1. Implement `AgentTool` trait (Layer 1 interface)
2. Add to the tools vec (via `default_tools()` or custom)
3. The agent loop converts tools to `ToolDefinition` (name, description, schema) for the LLM
4. When the LLM returns `Content::ToolCall`, the loop finds the matching tool and calls `execute()`
5. Results are wrapped in `Message::ToolResult` and added to context

Tools receive a `CancellationToken` child token — they should check it for cooperative cancellation during long operations.

## Design Principles

- **Layers are conceptual, not physical.** One crate, clean module boundaries, no feature flags needed.
- **Dependencies flow down.** Layer 1 never imports from Layer 2. Layer 2 never imports from Layer 3.
- **Layer 1 is stable.** The core loop and traits change rarely. New features are added in Layer 2 or 3.
- **Build what's needed.** Layer 3 is designed but not implemented. It will be built when a use case demands it, not speculatively.
- **Simple over clever.** A straightforward loop with good defaults beats an elegant abstraction nobody can debug.

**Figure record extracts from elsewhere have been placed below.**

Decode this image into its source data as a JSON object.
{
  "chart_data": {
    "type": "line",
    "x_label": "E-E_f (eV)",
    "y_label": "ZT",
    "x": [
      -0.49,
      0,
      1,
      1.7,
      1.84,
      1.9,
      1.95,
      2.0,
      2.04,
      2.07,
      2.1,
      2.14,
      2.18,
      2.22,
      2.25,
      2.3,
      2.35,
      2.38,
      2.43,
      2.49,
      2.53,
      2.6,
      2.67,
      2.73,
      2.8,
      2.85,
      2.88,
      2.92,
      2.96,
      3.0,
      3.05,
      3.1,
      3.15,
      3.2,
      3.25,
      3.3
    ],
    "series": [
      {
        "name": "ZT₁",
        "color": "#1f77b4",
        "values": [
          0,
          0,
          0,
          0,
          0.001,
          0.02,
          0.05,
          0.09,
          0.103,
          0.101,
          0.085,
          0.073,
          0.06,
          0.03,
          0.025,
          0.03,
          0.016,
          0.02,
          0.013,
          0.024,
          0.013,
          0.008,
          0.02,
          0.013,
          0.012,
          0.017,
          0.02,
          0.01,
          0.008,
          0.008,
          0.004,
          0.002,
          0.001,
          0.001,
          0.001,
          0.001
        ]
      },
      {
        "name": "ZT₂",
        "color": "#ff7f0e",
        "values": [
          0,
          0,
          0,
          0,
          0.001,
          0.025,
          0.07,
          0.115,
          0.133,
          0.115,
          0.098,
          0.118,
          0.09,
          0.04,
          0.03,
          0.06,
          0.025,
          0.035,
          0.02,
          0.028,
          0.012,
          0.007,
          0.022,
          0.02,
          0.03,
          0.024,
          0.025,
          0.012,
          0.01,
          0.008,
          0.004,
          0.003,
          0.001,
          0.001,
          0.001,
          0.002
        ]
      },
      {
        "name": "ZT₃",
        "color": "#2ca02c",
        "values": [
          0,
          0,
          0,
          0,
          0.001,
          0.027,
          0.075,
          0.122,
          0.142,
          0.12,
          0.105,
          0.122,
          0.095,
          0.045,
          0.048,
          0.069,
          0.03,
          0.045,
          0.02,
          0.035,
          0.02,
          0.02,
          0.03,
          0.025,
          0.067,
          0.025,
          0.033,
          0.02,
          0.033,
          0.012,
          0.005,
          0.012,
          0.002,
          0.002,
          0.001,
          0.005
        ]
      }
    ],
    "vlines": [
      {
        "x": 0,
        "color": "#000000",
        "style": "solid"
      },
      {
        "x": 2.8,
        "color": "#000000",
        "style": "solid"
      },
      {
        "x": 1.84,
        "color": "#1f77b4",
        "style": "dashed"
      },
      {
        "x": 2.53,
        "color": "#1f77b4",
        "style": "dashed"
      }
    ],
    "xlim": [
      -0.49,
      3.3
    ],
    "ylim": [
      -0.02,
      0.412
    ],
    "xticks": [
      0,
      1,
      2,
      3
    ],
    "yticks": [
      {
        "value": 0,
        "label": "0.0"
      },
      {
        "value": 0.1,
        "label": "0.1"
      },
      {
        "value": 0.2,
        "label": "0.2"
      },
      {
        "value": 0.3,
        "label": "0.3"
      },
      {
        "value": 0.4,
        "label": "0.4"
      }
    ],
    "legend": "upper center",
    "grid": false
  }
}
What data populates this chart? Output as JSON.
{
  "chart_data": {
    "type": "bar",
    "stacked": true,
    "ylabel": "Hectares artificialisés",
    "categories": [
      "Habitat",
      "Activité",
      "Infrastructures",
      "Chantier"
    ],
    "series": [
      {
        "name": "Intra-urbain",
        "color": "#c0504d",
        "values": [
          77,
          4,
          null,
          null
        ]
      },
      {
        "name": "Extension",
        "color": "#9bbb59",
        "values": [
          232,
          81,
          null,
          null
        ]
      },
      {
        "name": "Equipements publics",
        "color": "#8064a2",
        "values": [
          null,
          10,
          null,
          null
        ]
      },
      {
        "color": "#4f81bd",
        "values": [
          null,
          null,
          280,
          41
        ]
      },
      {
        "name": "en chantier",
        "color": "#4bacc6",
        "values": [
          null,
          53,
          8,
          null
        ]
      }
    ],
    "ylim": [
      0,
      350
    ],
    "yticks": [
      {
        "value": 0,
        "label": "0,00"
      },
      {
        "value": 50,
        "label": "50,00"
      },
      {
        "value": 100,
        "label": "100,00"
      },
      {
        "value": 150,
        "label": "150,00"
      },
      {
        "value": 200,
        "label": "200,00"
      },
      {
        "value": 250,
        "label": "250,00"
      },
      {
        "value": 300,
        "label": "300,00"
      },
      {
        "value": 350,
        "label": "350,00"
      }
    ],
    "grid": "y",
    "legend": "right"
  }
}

## First Principles: Core vs External

phi-core is a library, not a framework. These principles determine what belongs inside the crate and what should be built on top of it by consumers.

### A feature belongs in phi-core if:

1. **All agents need it** — every consumer would re-implement it independently. The agent loop, message types, event stream, and tool trait are universal primitives.
2. **Requires deep loop integration** — it needs hooks inside the turn cycle that callbacks alone can't provide cleanly. Compaction, execution limits, and streaming are examples.
3. **Defines the contract** — traits and interfaces that standardize how consumers extend the system. `StreamProvider`, `AgentTool`, `CompactionStrategy`, and `InputFilter` are extension contracts.
4. **Fragmentation risk** — if consumers implement it differently, interoperability breaks. Session format, event vocabulary, and message types must be shared.
5. **Cross-cutting** — it touches multiple modules and can't be layered on top without forking the crate.

### A feature should be external if:

1. **Application-specific** — workflows, domain tools, business logic, UI patterns.
2. **Infrastructure** — databases, web servers, authentication, deployment, CI/CD.
3. **Opinionated** — reasonable projects would choose differently. Vector databases, tracing backends, embedding models, and memory strategies are consumer choices.
4. **Implementable via existing extension points** — it can be built cleanly using the traits and callbacks already in core. Permissions (via `InputFilter` + `BeforeToolExecutionFn`), model fallback chains (via custom `StreamProvider`), and observability backends (via `AgentEvent` stream) are examples.